Author: Rune Kjær Svendsen 2015-09-18 20:17:40
Published on: 2015-09-18T20:17:40+00:00
The issue of >50% attacks on Bitcoin is a real problem as Bitcoin cannot function if the majority of mining power is dishonest. There is no way around this as it is how proof-of-work functions and without it, we lose Bitcoin. The suggestion that UTXO set hashes replace block hashes or even that it should be in the block header is not made, rather it is suggested as an addition to the existing consensus rules. Full nodes can still verify the chain with the added step of hashing the UTXO set for every block, which can easily be deferred to after proof-of-work has been verified already so that no work is wasted unless a 51% attack is in effect. It is argued that this is a moot point since Bitcoin is useless anyway under such circumstances.It is not being suggested that miners discard the blockchain history.

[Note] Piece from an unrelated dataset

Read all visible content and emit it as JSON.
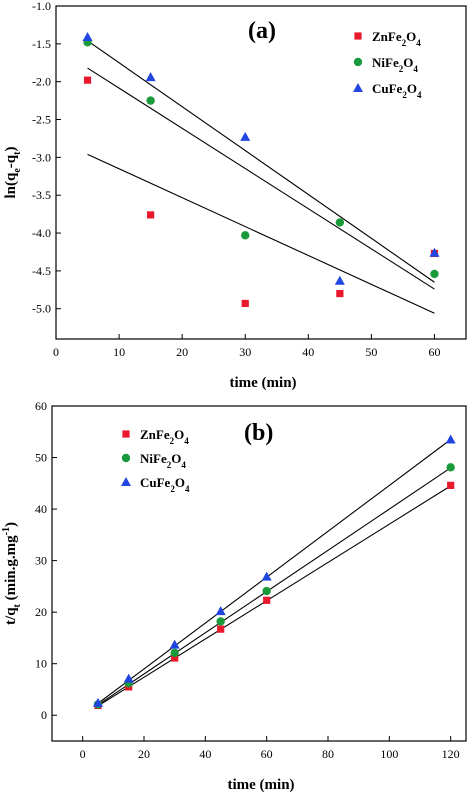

A miner has an incentive to be absolutely sure that the chain he’s building on is the right one. If he’s wrong, he loses money/income. There’s simply no reason for a professional miner not to do the full initial sync, which only needs to be done once. Non-miners who just want to check the balance of their wallet, however, really don’t need to retrieve information about Hal Finney sending bitcoins to Satoshi in 2010. In any case, this practice isn’t sustainable. In the end, it isn’t possible to control whether a miner verifies the entire blockchain anyway since anyone can send the UTXO set over the wire. Not letting the proof-of-work cover the UTXO hash doesn’t solve this problem; it only makes it impossible to know whether a given UTXO set is the one that the majority is mining without retrieving the entire blockchain and doing the verification yourself. People can choose to skip that regardless of what is done. Furthermore, all nodes have the option of deciding which level of security they want. This does not lessen the security of the protocol, rather it strengthens the security of something that is already possible to do (build on top of an unverified blockchain), but we’d rather want that people do not do.